Le financement des communs

Les personnes qui contribuent aux communs ont besoin de soutien. Construire des logiciels libres, diffuser les savoirs libres, ces choses prennent du temps et coûtent de l’argent, non seulement pour effectuer le travail initial, mais aussi pour le maintenir dans le temps.

Le financement des communs

Un rapport intitulé Roads and Bridges a été publié cette année par Nadia Eghbal sur ce sujet. Il y a une traduction française, Des routes et des Ponts, en cours sur le Framablog.
Il est consacré plus particulièrement à « l’infrastructure numérique », cette nouvelle catégorie de biens communs que l’on peut difficilement faire payer aux utilisateurs et qui n’est pas non plus financée par les pouvoirs publics comme l’est l’infrastructure routière classique. Trouver des moyens pour rémunérer ces biens communs dont fait partie le logiciel libre est important pour la santé de tout l’écosystème informatique. De façon plus générale, nous pensons que financer les gens qui enrichissent les communs est important, car ce qui fait partie des communs enrichit finalement toute la société.

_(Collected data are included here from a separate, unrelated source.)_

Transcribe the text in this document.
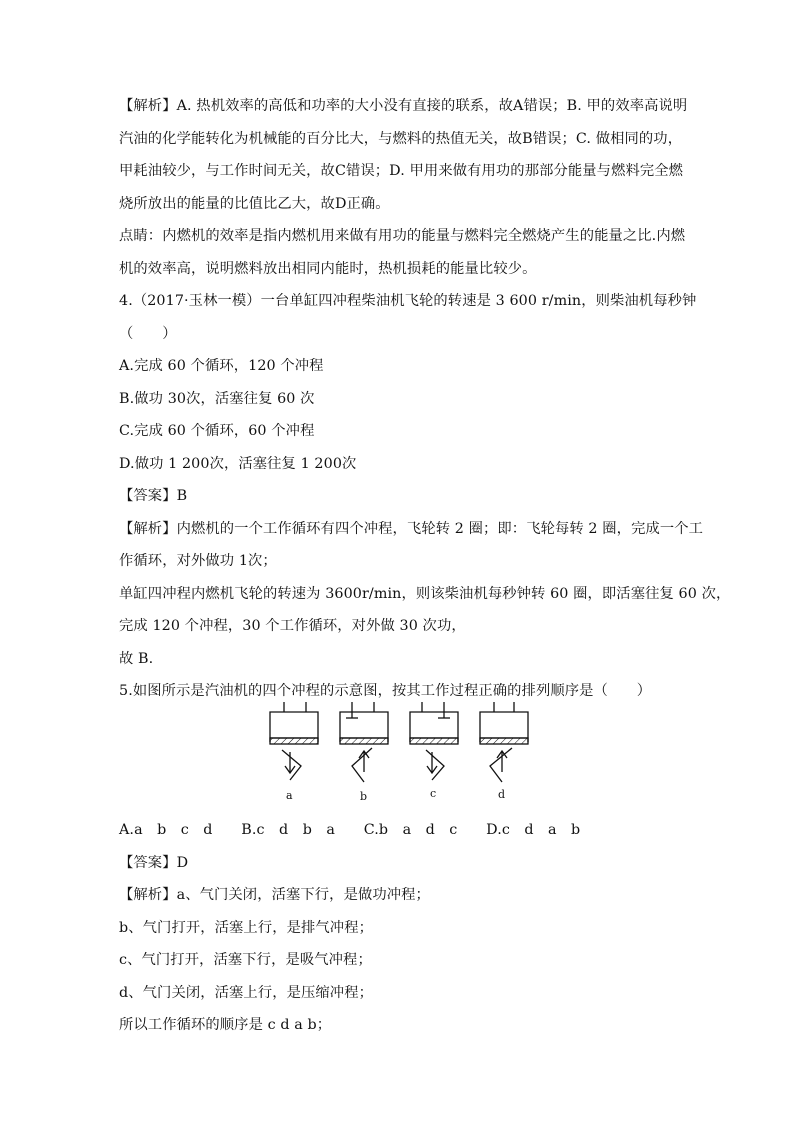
【解析】A. 热机效率的高低和功率的大小没有直接的联系，故A错误；B. 甲的效率高说明

汽油的化学能转化为机械能的百分比大，与燃料的热值无关，故B错误；C. 做相同的功，

甲耗油较少，与工作时间无关，故C错误；D. 甲用来做有用功的那部分能量与燃料完全燃

烧所放出的能量的比值比乙大，故D正确。

点睛：内燃机的效率是指内燃机用来做有用功的能量与燃料完全燃烧产生的能量之比.内燃

机的效率高，说明燃料放出相同内能时，热机损耗的能量比较少。

4.（2017·玉林一模）一台单缸四冲程柴油机飞轮的转速是 3 600 r/min，则柴油机每秒钟

（　　）

A.完成 60 个循环，120 个冲程

B.做功 30次，活塞往复 60 次

C.完成 60 个循环，60 个冲程

D.做功 1 200次，活塞往复 1 200次

【答案】B

【解析】内燃机的一个工作循环有四个冲程，飞轮转 2 圈；即：飞轮每转 2 圈，完成一个工

作循环，对外做功 1次；

单缸四冲程内燃机飞轮的转速为 3600r/min，则该柴油机每秒钟转 60 圈，即活塞往复 60 次，

完成 120 个冲程，30 个工作循环，对外做 30 次功，

故 B.

5.如图所示是汽油机的四个冲程的示意图，按其工作过程正确的排列顺序是（　　）

a	b	c	d

A.a　b　c　d　　B.c　d　b　a　　C.b　a　d　c　　D.c　d　a　b

【答案】D

【解析】a、气门关闭，活塞下行，是做功冲程；

b、气门打开，活塞上行，是排气冲程；

c、气门打开，活塞下行，是吸气冲程；

d、气门关闭，活塞上行，是压缩冲程；

所以工作循环的顺序是 c d a b；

Il existe des moyens variés de rémunérer les auteurs des communs. Nous avons choisi d’encourager le don avec Liberapay. Pas un pseudo‐don avec contrepartie, ni même du mécénat où le mécène associe son nom à de beaux projets ; non, nous parlons d’un vrai don désintéressé, autant que possible :

  • pas de contrepartie : les donateurs décident de donner pour ce qu’ils connaissent du travail de l’auteur, pour permettre à ce dernier de continuer son travail. Cela évite de perdre du temps à s’occuper de contreparties et dépenser une partie de l’argent dans des goodies pas franchement nécessaires. L’inconvénient étant que sans contrepartie, il faut vraiment être désintéressé pour donner, ce qui n’encourage pas tout le monde ;
  • anonymat : la personne qui reçoit le don ne sait pas qui lui a donné. Le donateur sait évidement à qui il donne et combien… mais il est le seul à savoir. Cela évite qu’un gros donateur puisse influencer les développements futurs. Cela évite aussi de tomber dans un salariat déguisé ;
  • stabilité : Liberapay veille aussi à fournir des revenus stables. Les dons sont hebdomadaires, récurrents et les donateurs sont encouragés à donner sur plusieurs semaines plutôt que tout en une fois. Ces dons hebdomadaires peuvent être très bas : 0,01 € par semaine minimum, soit 52 centimes par an… Ceci afin d’accepter toutes les contributions, même très modestes. Un donateur ne peut pas donner plus de 100 €/semaine à une personne ; cela évite à la fois que les revenus de quelqu’un soient trop impactés si l’un de ses gros donateurs arrête de donner et cela évite aussi que le don soit assimilé à un salaire déguisé. Si vous avez envie de donner plus, donnez aux équipes, à plus de projets, etc., les façons de dépenser son argent ne manquent pas !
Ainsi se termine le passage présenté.